There has been a lot of furor Federal Reserve’s plan to continue hiking interest rates well into 2019. President Donald Trump has said “the Fed has gone crazy,” and rising interest rates caused a massive selloff on Wall Street after the Fed released the minutes from its September meeting, when some policymakers considered raising interest rates to levels above neutral to restrain inflation.

But relax, Bloomberg says in a recent article.

Fed forecasts are a projection, not a promise. If the economy stumbles, odds are the Fed will react appropriately and ease policy. There, however, is an important exception to this rule. If inflation looks to be stirring, the Fed will likely tighten down the clamps. That’s when the real worrying should start, but the Fed does not appear near that point yet.

Policymakers are treading uncharted waters at this point. The unemployment rate is the lowest it’s been in 49 years and much like then, the Phillips curve, or the relationship between unemployment and inflation, was seemingly flat.
And then it suddenly wasn’t and inflation began jumping higher, setting in motion the Great Inflation of the 1970s. Low unemployment is not the only precedent. Then, like now, fiscal spending was ramping up even as unemployment fell.
The Fed doesn’t anticipate a repeat of the inflationary consequences of low unemployment we saw in the 1960s, and it expects gradual rate hikes to diffuse price pressures to hold inflation in check after the September Consumer Price Index revealed another month of tame pressure.
As long as inflation pressures remain contained, the Fed has the capacity and, I believe, willingness to respond to threats to the economy. Consider the Fed’s first effort to raise rates in this cycle. Central bankers boosted rates in December of 2015, but subsequently realized that economic weakness stemming from falling oil prices and a stronger dollar were thwarting their plans to continue to tighten monetary policy. They soon went into an extended pause, holding policy steady for a full year. That change in trajectory allowed the economic expansion to continue.
I think the Fed would respond in a similar manner to an economic threat today. The situation would change if the inflation outlook were to deteriorate such that policy makers sensed inflation expectations would drift upward and beyond their target of 2 percent.
The release of the minutes show the Fed has yet to panic about inflation.
To be sure, central bankers recognize that rising input costs stemming from wages and tariffs are increasing pressure on firms to raise prices. Importantly, though, central bankers continue to think conditions are consistent with their tame inflation forecasts. And, perhaps even more importantly, the minutes note that “[s]everal participants commented that inflation may modestly exceed 2 percent for a period of time.”

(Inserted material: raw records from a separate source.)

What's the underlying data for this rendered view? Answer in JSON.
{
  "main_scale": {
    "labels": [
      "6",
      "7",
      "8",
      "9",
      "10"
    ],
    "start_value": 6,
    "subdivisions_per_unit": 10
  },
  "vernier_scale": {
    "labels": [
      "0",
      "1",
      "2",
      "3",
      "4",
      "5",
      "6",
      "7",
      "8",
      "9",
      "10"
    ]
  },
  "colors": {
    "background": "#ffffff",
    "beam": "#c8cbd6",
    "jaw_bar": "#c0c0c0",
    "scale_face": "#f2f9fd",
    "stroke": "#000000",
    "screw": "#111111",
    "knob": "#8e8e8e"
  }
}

This indicates that Fed thinking – at least for now – does not anticipate an aggressive response to modestly higher inflation. Likewise, they would probably anticipate that a weaker growth trajectory than expected would cause inflationary pressures to wane, thereby justifying an easier policy stance.

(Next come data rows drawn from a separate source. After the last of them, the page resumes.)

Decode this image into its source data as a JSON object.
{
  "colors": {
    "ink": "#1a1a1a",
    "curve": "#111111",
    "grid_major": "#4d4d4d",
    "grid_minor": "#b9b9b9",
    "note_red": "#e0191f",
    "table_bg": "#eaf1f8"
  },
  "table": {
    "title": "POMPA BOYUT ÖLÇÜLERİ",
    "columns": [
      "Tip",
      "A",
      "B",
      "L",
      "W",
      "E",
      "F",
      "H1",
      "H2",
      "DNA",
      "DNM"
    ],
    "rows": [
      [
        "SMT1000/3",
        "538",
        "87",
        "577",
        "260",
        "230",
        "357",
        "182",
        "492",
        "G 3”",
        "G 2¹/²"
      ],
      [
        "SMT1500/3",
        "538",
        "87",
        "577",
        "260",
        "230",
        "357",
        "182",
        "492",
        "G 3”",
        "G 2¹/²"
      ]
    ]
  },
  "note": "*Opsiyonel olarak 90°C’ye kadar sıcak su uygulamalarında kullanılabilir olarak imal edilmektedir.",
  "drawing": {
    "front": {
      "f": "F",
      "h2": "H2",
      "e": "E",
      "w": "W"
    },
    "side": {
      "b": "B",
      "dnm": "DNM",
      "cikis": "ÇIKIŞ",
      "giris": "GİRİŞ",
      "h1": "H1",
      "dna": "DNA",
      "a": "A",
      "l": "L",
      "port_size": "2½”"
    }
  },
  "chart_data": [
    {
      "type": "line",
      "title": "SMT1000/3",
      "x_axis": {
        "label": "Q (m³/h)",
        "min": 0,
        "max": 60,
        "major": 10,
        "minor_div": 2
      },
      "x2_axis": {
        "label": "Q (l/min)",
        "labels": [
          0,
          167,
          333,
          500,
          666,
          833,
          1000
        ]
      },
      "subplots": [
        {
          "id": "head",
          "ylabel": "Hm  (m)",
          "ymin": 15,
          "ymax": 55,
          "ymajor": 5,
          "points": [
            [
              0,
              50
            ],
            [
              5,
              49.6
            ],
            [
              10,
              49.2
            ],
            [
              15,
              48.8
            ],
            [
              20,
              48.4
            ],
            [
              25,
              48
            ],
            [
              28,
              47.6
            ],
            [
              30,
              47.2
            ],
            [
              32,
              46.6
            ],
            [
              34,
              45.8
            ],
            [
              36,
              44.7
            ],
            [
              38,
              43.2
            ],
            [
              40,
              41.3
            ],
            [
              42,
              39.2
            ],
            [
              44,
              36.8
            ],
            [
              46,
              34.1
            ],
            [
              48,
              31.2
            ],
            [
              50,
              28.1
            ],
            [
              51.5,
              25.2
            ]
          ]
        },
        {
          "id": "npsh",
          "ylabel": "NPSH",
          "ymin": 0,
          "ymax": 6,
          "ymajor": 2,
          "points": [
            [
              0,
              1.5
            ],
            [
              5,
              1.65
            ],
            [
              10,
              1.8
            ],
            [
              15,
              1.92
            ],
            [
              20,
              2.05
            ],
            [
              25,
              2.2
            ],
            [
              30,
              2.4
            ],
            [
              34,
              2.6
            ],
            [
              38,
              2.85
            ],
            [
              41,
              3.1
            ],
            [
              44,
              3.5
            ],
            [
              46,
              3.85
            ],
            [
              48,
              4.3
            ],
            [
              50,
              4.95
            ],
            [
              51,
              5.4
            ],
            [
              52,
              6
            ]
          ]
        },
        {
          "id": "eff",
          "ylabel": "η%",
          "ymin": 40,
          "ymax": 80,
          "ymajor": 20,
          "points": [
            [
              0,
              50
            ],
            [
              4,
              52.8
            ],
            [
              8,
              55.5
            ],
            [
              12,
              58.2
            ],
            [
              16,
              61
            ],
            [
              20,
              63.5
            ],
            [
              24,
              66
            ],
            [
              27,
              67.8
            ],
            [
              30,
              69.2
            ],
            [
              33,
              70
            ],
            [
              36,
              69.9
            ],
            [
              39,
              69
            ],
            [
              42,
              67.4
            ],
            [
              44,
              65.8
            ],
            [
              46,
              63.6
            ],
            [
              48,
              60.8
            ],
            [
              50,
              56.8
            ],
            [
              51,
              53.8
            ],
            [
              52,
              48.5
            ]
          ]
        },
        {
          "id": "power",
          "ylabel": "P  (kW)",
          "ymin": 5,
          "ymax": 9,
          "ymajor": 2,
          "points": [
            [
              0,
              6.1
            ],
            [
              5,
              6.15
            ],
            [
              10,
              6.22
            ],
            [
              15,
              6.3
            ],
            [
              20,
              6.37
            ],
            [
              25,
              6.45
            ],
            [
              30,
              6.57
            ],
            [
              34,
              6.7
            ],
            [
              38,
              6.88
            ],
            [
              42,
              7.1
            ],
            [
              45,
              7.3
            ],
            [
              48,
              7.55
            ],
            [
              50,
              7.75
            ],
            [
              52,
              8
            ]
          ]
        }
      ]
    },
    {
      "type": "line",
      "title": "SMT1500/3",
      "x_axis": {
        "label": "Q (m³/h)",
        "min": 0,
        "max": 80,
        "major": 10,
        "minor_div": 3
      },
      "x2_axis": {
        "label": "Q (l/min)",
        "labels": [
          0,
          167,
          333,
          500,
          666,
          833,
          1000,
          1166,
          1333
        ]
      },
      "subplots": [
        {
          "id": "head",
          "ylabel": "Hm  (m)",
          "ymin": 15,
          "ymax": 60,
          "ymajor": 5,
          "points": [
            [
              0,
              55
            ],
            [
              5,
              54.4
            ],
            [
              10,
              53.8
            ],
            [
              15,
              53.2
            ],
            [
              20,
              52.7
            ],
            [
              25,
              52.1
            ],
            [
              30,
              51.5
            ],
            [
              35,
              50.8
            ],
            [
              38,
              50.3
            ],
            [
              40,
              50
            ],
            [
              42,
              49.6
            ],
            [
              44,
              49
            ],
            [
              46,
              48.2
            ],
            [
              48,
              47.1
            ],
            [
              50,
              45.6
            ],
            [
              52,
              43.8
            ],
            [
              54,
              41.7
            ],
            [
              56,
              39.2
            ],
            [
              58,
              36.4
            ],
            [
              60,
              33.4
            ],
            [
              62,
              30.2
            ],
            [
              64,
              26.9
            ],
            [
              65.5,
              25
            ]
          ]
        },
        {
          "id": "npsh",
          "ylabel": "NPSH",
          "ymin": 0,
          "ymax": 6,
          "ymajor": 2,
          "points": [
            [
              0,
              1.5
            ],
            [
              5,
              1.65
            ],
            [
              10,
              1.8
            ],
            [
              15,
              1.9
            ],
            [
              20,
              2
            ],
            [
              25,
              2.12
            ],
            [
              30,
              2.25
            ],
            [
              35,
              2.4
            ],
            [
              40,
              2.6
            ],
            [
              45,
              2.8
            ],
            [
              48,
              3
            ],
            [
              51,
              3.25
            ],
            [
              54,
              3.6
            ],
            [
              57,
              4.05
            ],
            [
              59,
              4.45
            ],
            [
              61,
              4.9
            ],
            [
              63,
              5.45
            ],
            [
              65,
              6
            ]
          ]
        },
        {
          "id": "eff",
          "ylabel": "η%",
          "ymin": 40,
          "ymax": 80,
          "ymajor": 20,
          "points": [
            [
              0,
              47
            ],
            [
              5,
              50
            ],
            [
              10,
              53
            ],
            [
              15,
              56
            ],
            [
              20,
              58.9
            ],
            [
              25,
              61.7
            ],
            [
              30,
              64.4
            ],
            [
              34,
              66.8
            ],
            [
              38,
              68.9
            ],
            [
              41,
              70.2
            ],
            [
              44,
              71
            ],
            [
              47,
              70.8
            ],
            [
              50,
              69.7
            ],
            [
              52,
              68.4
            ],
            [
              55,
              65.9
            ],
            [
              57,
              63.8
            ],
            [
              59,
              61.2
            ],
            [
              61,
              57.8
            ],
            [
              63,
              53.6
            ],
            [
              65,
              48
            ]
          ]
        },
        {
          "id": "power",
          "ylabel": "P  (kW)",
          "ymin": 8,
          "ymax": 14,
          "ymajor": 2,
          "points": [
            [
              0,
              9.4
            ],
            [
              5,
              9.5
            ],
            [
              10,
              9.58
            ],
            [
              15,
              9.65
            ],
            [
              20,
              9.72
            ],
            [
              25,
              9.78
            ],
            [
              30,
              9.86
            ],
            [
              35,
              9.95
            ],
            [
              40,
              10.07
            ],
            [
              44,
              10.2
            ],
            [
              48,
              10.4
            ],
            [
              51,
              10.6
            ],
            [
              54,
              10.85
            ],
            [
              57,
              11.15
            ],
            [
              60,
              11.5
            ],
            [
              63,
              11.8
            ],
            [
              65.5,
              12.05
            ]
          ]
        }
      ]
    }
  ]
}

So far, Bloomberg says, the Fed hasn’t allowed a series of inflation shocks like tariffs and higher energy prices in a full employment, fiscal stimulus-charged economy to create recession conditions.

That tells me the Fed is not likely to risk allowing this expansion to end just yet. Absent an inflationary threat, you should bet that there is a “Powell put” for the economy. We are just nowhere near triggering it yet.